The Power of Play

Dogs and cats play,even crocodiles play. Find out what animals are showing us about the benefits of goofing around.
Available on CBC Gem

The Power of Play

Nature of Things

From youngsters fooling around to adults having a laugh, playing is a fact of human life. However, new findings in animal behaviour show us that play is no laughing matter. In fact, evolutionary biologists believe it’s one of the keys to survival. And, as they’re learning, it’s not just people and pets that play, but reptiles, amphibians and insects, too.

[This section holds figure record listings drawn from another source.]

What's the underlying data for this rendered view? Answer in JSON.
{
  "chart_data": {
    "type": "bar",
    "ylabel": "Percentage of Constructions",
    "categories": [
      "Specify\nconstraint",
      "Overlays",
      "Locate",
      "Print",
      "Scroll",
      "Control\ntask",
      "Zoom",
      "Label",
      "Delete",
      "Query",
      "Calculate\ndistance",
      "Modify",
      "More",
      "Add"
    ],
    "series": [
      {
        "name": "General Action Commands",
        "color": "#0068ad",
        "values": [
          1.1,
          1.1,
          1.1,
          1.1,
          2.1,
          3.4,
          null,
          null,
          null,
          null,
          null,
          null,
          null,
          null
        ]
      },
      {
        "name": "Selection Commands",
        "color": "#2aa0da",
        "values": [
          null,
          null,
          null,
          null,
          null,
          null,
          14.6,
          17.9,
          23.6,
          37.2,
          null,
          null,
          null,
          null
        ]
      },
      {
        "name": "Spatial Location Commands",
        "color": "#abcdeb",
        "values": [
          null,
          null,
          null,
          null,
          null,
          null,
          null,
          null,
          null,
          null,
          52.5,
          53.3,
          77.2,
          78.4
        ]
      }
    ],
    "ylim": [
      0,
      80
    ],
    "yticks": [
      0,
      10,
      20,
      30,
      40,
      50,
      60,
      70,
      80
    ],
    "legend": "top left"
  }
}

The Power of Play takes us around the world to meet the people who are turning play science into one of the most promising areas of research today. One scholar we’re introduced to is Stuart Brown, a California psychiatrist known as the “grandfather” of play research. Brown recognized play was essential to human nature as far back as 1966, finding that playing freely as a child is key to being mentally healthy as an adult.

Animals that play

It was another veteran of play science, Gordon Burghardt at the University of Tennessee, who defined exactly what play behaviour is. He was inspired after observing one member of the largest lizard species in the world, the Komodo dragon, walking around with a bucket on its head.

Another surprisingly playful creature is the giant Pacific octopus. In this documentary, we witness one of the great loners of the deep sea interacting with humans in an unexpected way, making a game of spraying water with its human carers.

The new Canada 150 Research Chair at McMaster University, Jonathan Pruitt, takes us inside the bizarre world of social spiders, offering a close-up look at these tiny creatures at play. He found that young female spiders that play produce more offspring and live longer.

Living longer may be appealing enough, but there’s evidence play also helps us live better. We join primatologist, Elisabetta Palagi, who’s studying bonobos, our closest living relatives. These primates are renowned for their love of play and their ability to get along peacefully in large, complex groups. Could there be a connection?

At the University of Lethbridge, Sergio Pellis suggests play-deprived rats develop poorer social skills as well as depression. Then there are play-deprived hamsters — they demonstrate a whole other kind of problem. In experiments at the University of Tennessee, they didn’t handle defeat well. 

From bonobos to sheep, lots of animals enjoy play as much as we do
Risky play for children: Why we should let kids go outside and then get out of the way
Unstructured play can create mentally healthier kids

Riskier play for safer kids

With all we learn about the importance of play, it’s no wonder that there’s a growing number of experts, like Vancouver researcher Mariana Brussoni, who are pushing for more play for children — specifically, more “risky play.” Brussoni argues that letting our kids engage in freer, outdoor play is one of the best things we can do to keep them safe.

Safeguarding children by encouraging them to take risks may seem counterintuitive, but you may be more convinced after you meet the children at an outdoor daycare centre in Trondheim, Norway. These preschoolers wander into caves, climb onto rocky outcroppings and tumble down hills. Psychologist Ellen Sandseter offers these children as evidence of the emotional benefits of risky play. Her mission is to turn Norwegian playgrounds back into the adventurous spaces they once were.

The Power of Play sheds light on the hidden benefits of doing one of the most fun, and often undervalued, activities: just playing around.